En quelques instants, le chef marque des repères sur les filets qu’il coupe en un rien de temps, les plaçant ensuite sur le poisson qui nous fait face, le reconstituant entièrement avec les morceaux de son propre corps, mais en leur donnant un effet domino créant une perspective déroutante. Le poisson, agrémenté de quelques citrons et d’un peu de végétaux blancs est devenu une véritable œuvre d’art. Le chef d’orchestre quitte la scène ; nous nous retrouvons face à un plat que nous ne nous lassons pas d’admirer, une véritable œuvre d’art visuelle…que nous pouvons manger tout de même…et fort heureusement par ailleurs car outre sa beauté, le plat est exceptionnellement bon.
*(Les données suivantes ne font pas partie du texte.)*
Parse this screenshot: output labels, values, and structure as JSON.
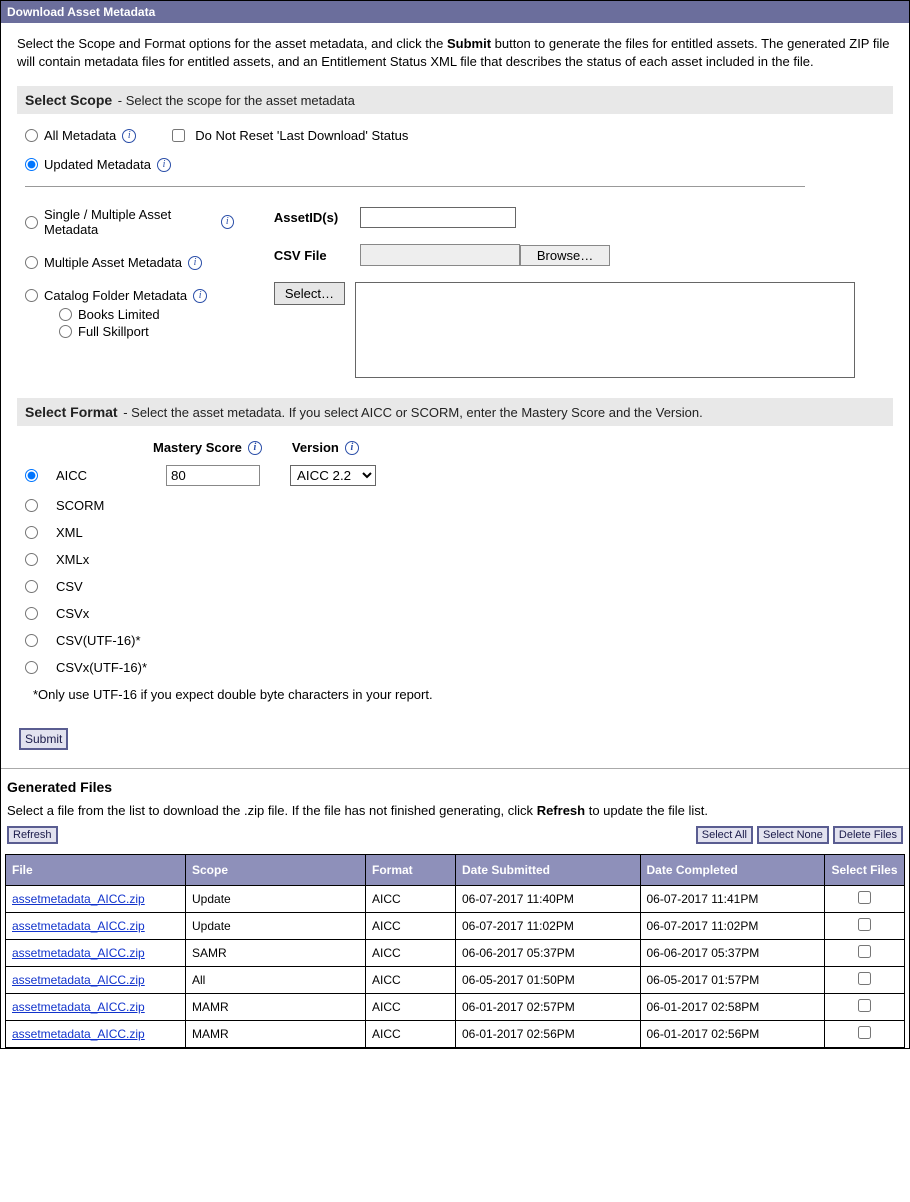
{
  "header": {
    "title": "Download Asset Metadata"
  },
  "intro": {
    "pre": "Select the Scope and Format options for the asset metadata, and click the ",
    "bold": "Submit",
    "post": " button to generate the files for entitled assets. The generated ZIP file will contain metadata files for entitled assets, and an Entitlement Status XML file that describes the status of each asset included in the file."
  },
  "scope": {
    "section_title": "Select Scope",
    "section_desc": " -  Select the scope for the asset metadata",
    "all_metadata": "All Metadata",
    "do_not_reset": "Do Not Reset 'Last Download' Status",
    "updated_metadata": "Updated Metadata",
    "single_multiple": "Single / Multiple Asset Metadata",
    "multiple": "Multiple Asset Metadata",
    "catalog_folder": "Catalog Folder Metadata",
    "books_limited": "Books Limited",
    "full_skillport": "Full Skillport",
    "assetid_label": "AssetID(s)",
    "csv_label": "CSV File",
    "browse_btn": "Browse…",
    "select_btn": "Select…",
    "assetid_value": "",
    "csv_value": ""
  },
  "format": {
    "section_title": "Select Format",
    "section_desc": " -  Select the asset metadata. If you select AICC or SCORM, enter the Mastery Score and the Version.",
    "mastery_label": "Mastery Score",
    "version_label": "Version",
    "mastery_value": "80",
    "version_value": "AICC 2.2",
    "options": [
      "AICC",
      "SCORM",
      "XML",
      "XMLx",
      "CSV",
      "CSVx",
      "CSV(UTF-16)*",
      "CSVx(UTF-16)*"
    ],
    "utf_note": "*Only use UTF-16 if you expect double byte characters in your report."
  },
  "submit_label": "Submit",
  "generated": {
    "title": "Generated Files",
    "desc_pre": "Select a file from the list to download the .zip file. If the file has not finished generating, click ",
    "desc_bold": "Refresh",
    "desc_post": " to update the file list.",
    "refresh_btn": "Refresh",
    "select_all_btn": "Select All",
    "select_none_btn": "Select None",
    "delete_btn": "Delete Files",
    "columns": [
      "File",
      "Scope",
      "Format",
      "Date Submitted",
      "Date Completed",
      "Select Files"
    ],
    "rows": [
      {
        "file": "assetmetadata_AICC.zip",
        "scope": "Update",
        "format": "AICC",
        "submitted": "06-07-2017 11:40PM",
        "completed": "06-07-2017 11:41PM"
      },
      {
        "file": "assetmetadata_AICC.zip",
        "scope": "Update",
        "format": "AICC",
        "submitted": "06-07-2017 11:02PM",
        "completed": "06-07-2017 11:02PM"
      },
      {
        "file": "assetmetadata_AICC.zip",
        "scope": "SAMR",
        "format": "AICC",
        "submitted": "06-06-2017 05:37PM",
        "completed": "06-06-2017 05:37PM"
      },
      {
        "file": "assetmetadata_AICC.zip",
        "scope": "All",
        "format": "AICC",
        "submitted": "06-05-2017 01:50PM",
        "completed": "06-05-2017 01:57PM"
      },
      {
        "file": "assetmetadata_AICC.zip",
        "scope": "MAMR",
        "format": "AICC",
        "submitted": "06-01-2017 02:57PM",
        "completed": "06-01-2017 02:58PM"
      },
      {
        "file": "assetmetadata_AICC.zip",
        "scope": "MAMR",
        "format": "AICC",
        "submitted": "06-01-2017 02:56PM",
        "completed": "06-01-2017 02:56PM"
      }
    ]
  }
}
Dans un petit récipient, je place un peu de sauce soja salée, que je sublime à l’aide d’un peu de Wasabi. Je me saisis de deux baguettes que je parviens suffisamment à maîtriser pour me saisir d’un morceau et dévoiler à mon palais des saveurs insoupçonnées. La chair immaculée croque sous mes dents et chaque bouchée libère un froid glacial, sublimant le goût du poisson, un peu comme si les morceaux de chair que je déguste sortaient tout droit d’un congélateur. Je me régale et fond comme un enfant dévorant un gros gâteau bien sucré.

Derek qui m’accompagne me regarde manger, un peu comme si le simple fait de voir mes yeux briller lui suffisait. Il sait à ce moment que grâce à lui, je connais un chef sashimi. Et que je ne cesserai jamais de l’en remercier.